Father Miscamble is admirably suited to this task. A longtime member of the faculty and former chairman of the history department and rector of Moreau Seminary, he is a nationally recognized historian and a noted teacher at the school.
And the information he furnishes will be invaluable to students and parents. As we have stressed, the fundamental problem at Notre Dame is the radical reduction over recent decades in Catholic representation on the faculty. The faculty no longer comes close to meeting the University’s own Mission Statement test of Catholic identity: a majority of committed Catholics on the faculty. Perhaps 25% to 30% of the faculty may fit this description, as we will show in a coming bulletin.
This means two things:
First, the odds are against a student’s getting a solid Catholic education at Notre Dame. As Father Miscamble observes, Professor Walter Nicgorski’s brief description of the situation is telling:
It is increasingly the case today that a young person going through the critical years of an education at Notre Dame might not encounter a practicing Catholic [teacher] informed and engaged by the Catholic intellectual tradition.
But, second, the student who selects teachers and courses with care can secure what may well be the finest Catholic education available anywhere. Notre Dame is an outstanding university with, we believe, even now a higher proportion of Catholic faculty than any major Catholic university except The Catholic University of America. Given the deplorable state of higher Catholic education, this is not saying nearly enough; but it is saying something that is not by any means insignificant.
We make one further point to avoid misunderstanding about Sycamore Trust. We fully appreciate that, for a number of reasons we do not pause here to enumerate, a major Catholic university and its students should include in its faculty many outstanding non-Catholics. Notre Dame is most fortunate in that respect. (Indeed, Father Miscamble’s list of teachers is not confined to Catholics.) It is a question of balance, and unhappily the necessary balance in favor of Catholic faculty has been lost over the years at Notre Dame in its drive for secular acclaim.
We will turn to Father Miscamble to introduce his website.
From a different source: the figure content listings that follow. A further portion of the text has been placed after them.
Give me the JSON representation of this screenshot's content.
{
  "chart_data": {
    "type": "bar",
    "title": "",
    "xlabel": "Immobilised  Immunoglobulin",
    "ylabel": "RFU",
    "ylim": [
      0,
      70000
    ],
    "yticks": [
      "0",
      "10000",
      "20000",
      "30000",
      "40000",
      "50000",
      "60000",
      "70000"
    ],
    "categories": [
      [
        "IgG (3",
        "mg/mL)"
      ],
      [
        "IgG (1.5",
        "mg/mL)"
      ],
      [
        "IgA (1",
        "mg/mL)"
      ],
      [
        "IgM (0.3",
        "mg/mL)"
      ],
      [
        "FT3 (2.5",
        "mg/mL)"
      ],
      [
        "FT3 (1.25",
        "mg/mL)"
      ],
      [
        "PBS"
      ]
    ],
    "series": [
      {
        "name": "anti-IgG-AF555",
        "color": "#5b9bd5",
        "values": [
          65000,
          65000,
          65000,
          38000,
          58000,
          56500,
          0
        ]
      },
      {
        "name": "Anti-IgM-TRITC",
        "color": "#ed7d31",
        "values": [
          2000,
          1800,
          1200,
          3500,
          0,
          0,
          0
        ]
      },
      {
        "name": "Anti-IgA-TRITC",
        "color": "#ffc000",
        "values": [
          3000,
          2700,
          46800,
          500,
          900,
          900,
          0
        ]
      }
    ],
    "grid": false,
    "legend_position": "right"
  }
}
As he notes, this first stage of his compilation is not complete as to either the colleges and departments of the university or the faculty. He has focused so far on some of the major areas most important to the “Catholic” component of a university education.
One further point: We are proud to be able to provide technical support for this website, but we cannot claim to have had any role in its content, which is beyond our competence and outside our proper role. Those who will benefit from the website will be indebted entirely to Father Miscamble.